The second half of the political equation is the way activities play visually.

“Obama needs to keep his shirt on,” Estrich said. “Sand castles are OK. No dancing on the beach with your wife,” a reference to Bill and Hillary Clinton’s bathing suit duet in the Virgin Islands at the height of the Monica Lewinsky scandal.

Obama and his aides have disclosed little about how the senator plans to spend the week, although he offered some clues during his speech Friday.

He said he might stop by Zippy’s, an Hawaiian chain restaurant known for its chili, or the Rainbow Drive-In for a Hawaiian “plate lunch,” a mix of rice, macaroni salad and meat.

“I am going to go get some shave ice,” he said. “I am going to go bodysurfing at an undisclosed location. I am going to see my Tutu, my grandma. And I am going to watch my girls play on the beach, and maybe once in awhile I will go in the water. But mostly I am going to sit there and watch them.”

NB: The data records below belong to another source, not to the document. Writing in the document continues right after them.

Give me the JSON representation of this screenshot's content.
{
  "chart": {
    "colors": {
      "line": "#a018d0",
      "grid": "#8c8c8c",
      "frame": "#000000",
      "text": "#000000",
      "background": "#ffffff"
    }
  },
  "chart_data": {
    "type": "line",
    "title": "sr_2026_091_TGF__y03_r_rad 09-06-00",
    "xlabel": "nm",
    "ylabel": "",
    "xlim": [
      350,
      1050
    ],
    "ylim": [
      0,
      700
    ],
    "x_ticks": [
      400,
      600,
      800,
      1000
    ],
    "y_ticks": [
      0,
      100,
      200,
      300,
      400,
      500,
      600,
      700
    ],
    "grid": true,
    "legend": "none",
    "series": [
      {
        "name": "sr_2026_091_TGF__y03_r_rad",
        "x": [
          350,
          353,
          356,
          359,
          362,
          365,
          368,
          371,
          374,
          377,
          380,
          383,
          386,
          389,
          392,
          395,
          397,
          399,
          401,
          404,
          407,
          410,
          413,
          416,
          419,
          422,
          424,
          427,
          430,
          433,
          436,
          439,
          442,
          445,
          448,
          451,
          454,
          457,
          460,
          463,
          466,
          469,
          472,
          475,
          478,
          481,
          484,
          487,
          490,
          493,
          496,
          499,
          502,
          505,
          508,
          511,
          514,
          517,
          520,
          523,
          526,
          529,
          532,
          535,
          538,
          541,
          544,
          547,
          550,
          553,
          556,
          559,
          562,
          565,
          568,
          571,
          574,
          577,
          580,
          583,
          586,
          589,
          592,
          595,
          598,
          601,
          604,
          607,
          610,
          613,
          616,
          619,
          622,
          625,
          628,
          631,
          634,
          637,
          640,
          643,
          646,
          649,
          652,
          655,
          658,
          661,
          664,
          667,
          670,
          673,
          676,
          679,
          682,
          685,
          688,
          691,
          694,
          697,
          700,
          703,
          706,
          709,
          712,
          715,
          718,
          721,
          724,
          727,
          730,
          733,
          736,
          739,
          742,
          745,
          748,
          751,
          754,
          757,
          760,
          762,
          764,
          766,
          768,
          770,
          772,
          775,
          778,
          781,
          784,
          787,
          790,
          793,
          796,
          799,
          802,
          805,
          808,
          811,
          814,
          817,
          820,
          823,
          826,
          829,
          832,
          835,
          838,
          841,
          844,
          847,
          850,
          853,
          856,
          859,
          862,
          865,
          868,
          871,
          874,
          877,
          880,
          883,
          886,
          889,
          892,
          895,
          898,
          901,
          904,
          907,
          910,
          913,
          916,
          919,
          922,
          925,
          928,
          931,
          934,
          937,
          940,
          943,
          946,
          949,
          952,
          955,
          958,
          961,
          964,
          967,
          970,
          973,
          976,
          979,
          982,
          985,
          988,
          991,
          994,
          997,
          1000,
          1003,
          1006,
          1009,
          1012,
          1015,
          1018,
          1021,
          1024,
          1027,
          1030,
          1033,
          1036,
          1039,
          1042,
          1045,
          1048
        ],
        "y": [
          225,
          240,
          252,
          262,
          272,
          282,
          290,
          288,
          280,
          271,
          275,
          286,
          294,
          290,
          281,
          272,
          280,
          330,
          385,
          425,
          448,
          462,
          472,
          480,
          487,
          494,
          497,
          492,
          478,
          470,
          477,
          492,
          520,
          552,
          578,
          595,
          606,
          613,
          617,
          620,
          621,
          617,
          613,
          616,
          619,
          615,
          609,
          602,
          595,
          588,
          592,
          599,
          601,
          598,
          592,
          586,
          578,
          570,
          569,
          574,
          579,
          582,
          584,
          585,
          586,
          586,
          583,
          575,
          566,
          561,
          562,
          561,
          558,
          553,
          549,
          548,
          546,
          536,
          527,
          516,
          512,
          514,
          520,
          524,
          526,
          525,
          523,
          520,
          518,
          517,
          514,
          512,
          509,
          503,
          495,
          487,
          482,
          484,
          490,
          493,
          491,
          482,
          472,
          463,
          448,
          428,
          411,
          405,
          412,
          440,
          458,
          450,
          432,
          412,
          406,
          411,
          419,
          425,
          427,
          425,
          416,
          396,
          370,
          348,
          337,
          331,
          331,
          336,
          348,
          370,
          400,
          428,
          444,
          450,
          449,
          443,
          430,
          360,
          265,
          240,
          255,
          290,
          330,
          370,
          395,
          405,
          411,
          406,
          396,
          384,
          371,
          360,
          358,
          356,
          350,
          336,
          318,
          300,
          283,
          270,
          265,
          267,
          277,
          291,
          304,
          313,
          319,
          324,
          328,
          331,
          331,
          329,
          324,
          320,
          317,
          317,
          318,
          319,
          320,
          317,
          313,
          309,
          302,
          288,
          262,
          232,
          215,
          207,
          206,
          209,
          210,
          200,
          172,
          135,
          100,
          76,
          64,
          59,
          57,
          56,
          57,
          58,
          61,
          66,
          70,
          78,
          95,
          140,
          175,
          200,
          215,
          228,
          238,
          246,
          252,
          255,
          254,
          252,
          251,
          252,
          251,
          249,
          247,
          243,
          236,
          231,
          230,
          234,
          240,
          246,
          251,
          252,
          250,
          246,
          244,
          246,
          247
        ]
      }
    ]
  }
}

Experts, though, warned that Obama should take care with his outdoor activities, lest they be replayed on "The Daily Show with Jon Stewart" or used in an attack ad.

“Whenever he is out, he needs to make the assumption that the mic is on or it is somewhere near him, and cameras are photographing him with a telephoto lens,” Thompson said. “This will not be a vacation. It will be a performance.”